8. Bruce Mountain says it’s the price of gas, not renewables

Bruce Mountain took a look at why Victoria’s demand-weighted average wholesale electricity market price rose by 46% in 2016, compared to 2015.

For starters, he finds that it is not higher market volatility that causes prices to rise. He says:

    gas prices, as measured by the average quarterly prices in the Victoria Gas Market, rose 69% from $4.12 to $6.69 per GJ.

That’s the basic reason. Prices flow from one state to another. And that story, of course is the story of the coal seam gas exports from Queensland.

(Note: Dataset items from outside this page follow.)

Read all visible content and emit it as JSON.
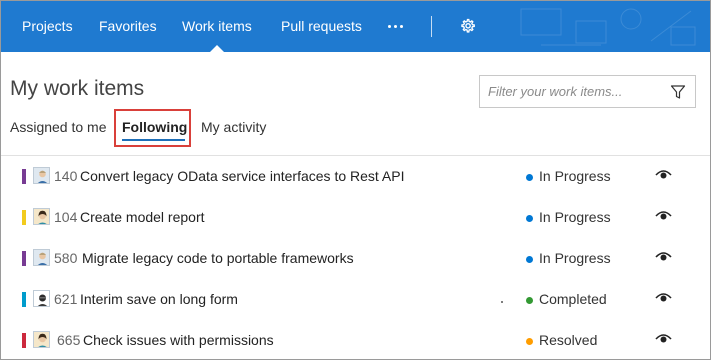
{
  "colors": {
    "topbar": "#1f7ad0",
    "active_tab_underline": "#1e6fb8",
    "highlight_border": "#d9403a"
  },
  "topnav": {
    "items": [
      {
        "label": "Projects"
      },
      {
        "label": "Favorites"
      },
      {
        "label": "Work items",
        "active": true
      },
      {
        "label": "Pull requests"
      }
    ],
    "more_icon": "ellipsis-icon",
    "settings_icon": "gear-icon"
  },
  "header": {
    "title": "My work items",
    "filter": {
      "placeholder": "Filter your work items...",
      "value": "",
      "icon": "filter-funnel-icon"
    }
  },
  "tabs": [
    {
      "label": "Assigned to me",
      "active": false
    },
    {
      "label": "Following",
      "active": true,
      "highlighted": true
    },
    {
      "label": "My activity",
      "active": false
    }
  ],
  "work_items": [
    {
      "id": "140",
      "title": "Convert legacy OData service interfaces to Rest API",
      "type_color": "#773b93",
      "state": "In Progress",
      "state_color": "#0078d4",
      "followed_icon": "eye-icon"
    },
    {
      "id": "104",
      "title": "Create model report",
      "type_color": "#f2cb1d",
      "state": "In Progress",
      "state_color": "#0078d4",
      "followed_icon": "eye-icon"
    },
    {
      "id": "580",
      "title": "Migrate legacy code to portable frameworks",
      "type_color": "#773b93",
      "state": "In Progress",
      "state_color": "#0078d4",
      "followed_icon": "eye-icon"
    },
    {
      "id": "621",
      "title": "Interim save on long form",
      "type_color": "#009ccc",
      "state": "Completed",
      "state_color": "#339933",
      "followed_icon": "eye-icon"
    },
    {
      "id": "665",
      "title": "Check issues with permissions",
      "type_color": "#cc293d",
      "state": "Resolved",
      "state_color": "#ff9d00",
      "followed_icon": "eye-icon"
    }
  ]
}
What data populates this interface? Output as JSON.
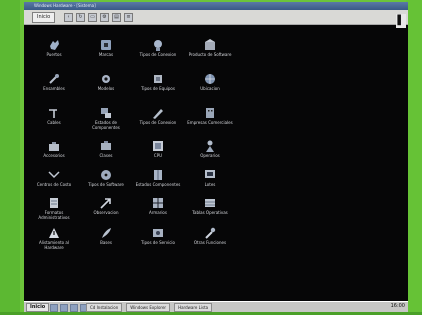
{
  "window": {
    "title": "Windows Hardware - [Sistema]"
  },
  "toolbar": {
    "start_label": "Inicio"
  },
  "taskbar": {
    "start_label": "Inicio",
    "tasks": [
      "Cd Instalacion",
      "Windows Explorer",
      "Hardware Lista"
    ],
    "clock": "16:00"
  },
  "desktop_icons": [
    {
      "label": "Puertos",
      "icon": "hand-icon"
    },
    {
      "label": "Marcas",
      "icon": "disk-icon"
    },
    {
      "label": "Tipos de Conexion",
      "icon": "network-icon"
    },
    {
      "label": "Producto de Software",
      "icon": "package-icon"
    },
    {
      "label": "Ensambles",
      "icon": "tools-icon"
    },
    {
      "label": "Modelos",
      "icon": "gear-icon"
    },
    {
      "label": "Tipos de Equipos",
      "icon": "chip-icon"
    },
    {
      "label": "Ubicacion",
      "icon": "globe-icon"
    },
    {
      "label": "Cables",
      "icon": "cable-icon"
    },
    {
      "label": "Estados de Componentes",
      "icon": "state-icon"
    },
    {
      "label": "Tipos de Conexion",
      "icon": "pencil-icon"
    },
    {
      "label": "Empresas Comerciales",
      "icon": "building-icon"
    },
    {
      "label": "Accesorios",
      "icon": "briefcase-icon"
    },
    {
      "label": "Clases",
      "icon": "toolbox-icon"
    },
    {
      "label": "CPU",
      "icon": "cpu-icon"
    },
    {
      "label": "Operarios",
      "icon": "user-icon"
    },
    {
      "label": "Centros de Costo",
      "icon": "scale-icon"
    },
    {
      "label": "Tipos de Software",
      "icon": "cd-icon"
    },
    {
      "label": "Estados Componentes",
      "icon": "book-icon"
    },
    {
      "label": "Lotes",
      "icon": "monitor-icon"
    },
    {
      "label": "Formatos Administrativos",
      "icon": "form-icon"
    },
    {
      "label": "Observacion",
      "icon": "arrow-icon"
    },
    {
      "label": "Armarios",
      "icon": "grid-icon"
    },
    {
      "label": "Tablas Operativas",
      "icon": "table-icon"
    },
    {
      "label": "Alistamiento al Hardware",
      "icon": "warning-icon"
    },
    {
      "label": "Bases",
      "icon": "feather-icon"
    },
    {
      "label": "Tipos de Servicio",
      "icon": "service-icon"
    },
    {
      "label": "Otras Funciones",
      "icon": "wrench-icon"
    }
  ]
}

Renewable generation in SA has depressed wholesale prices compared to what they otherwise would have been, he says.

In the AFR on Wednesday it was Gas squeeze gets worse on the front page. Polystyrene foam cups manufacturer Remapak is being “crippled” by a tripling in its gas price in the past two years.

Seems now producers say there is gas available, at a price.

9. Quiggin says renationalise the electricity grid

Prof John Quiggin says:

    a unified national grid, with a single authority running transmission networks and the interconnectors between them. This would still allow competition in generation, but would abandon the idea of market incentives in the provision of network services.

    Electricity networks are considered to be natural monopolies. Unlike other industries, where it makes sense for lots of businesses to compete and drive costs lower, the cost and importance of supplying electricity means it make sense for one business to control the market.

    Given this status, this authority should not be a privatised firm or even a corporatised government enterprise. Instead, it should be a statutory authority with a primary mission of delivering energy security at low cost.

We need just one statutory authority for the whole eastern states sector. The process of renationalising may have to happen a piece at a time, however, perhaps beginning with SA and Tasmania.

Not sure how that is going to cure the price of gas.

Anyway Nick Xenophon says he won’t talk about company tax cuts until Turnbull deals with the energy crisis.

2 thoughts on “Climate clippings 198”

  1. Steve Austin had a long interview with John Quiggin this morning, who clearly has the whole electricity system in his massive brain. They don’t seem to post these interviews on the net any more, but I’ll try to find it tonight.

    As Ootz said here , just about everyone is in favour of an energy intensity system (EIS) including electricity suppliers and banks.

  2. Australia has plenty of Arsenic; not sure about Gallium though.

    Anyway, even if we had mountains of Gallium-bearing ores to match, our heroic big investors would be too frightened to take a punt on this new technology so we’ll buy it back from China as ten times the price – as usual.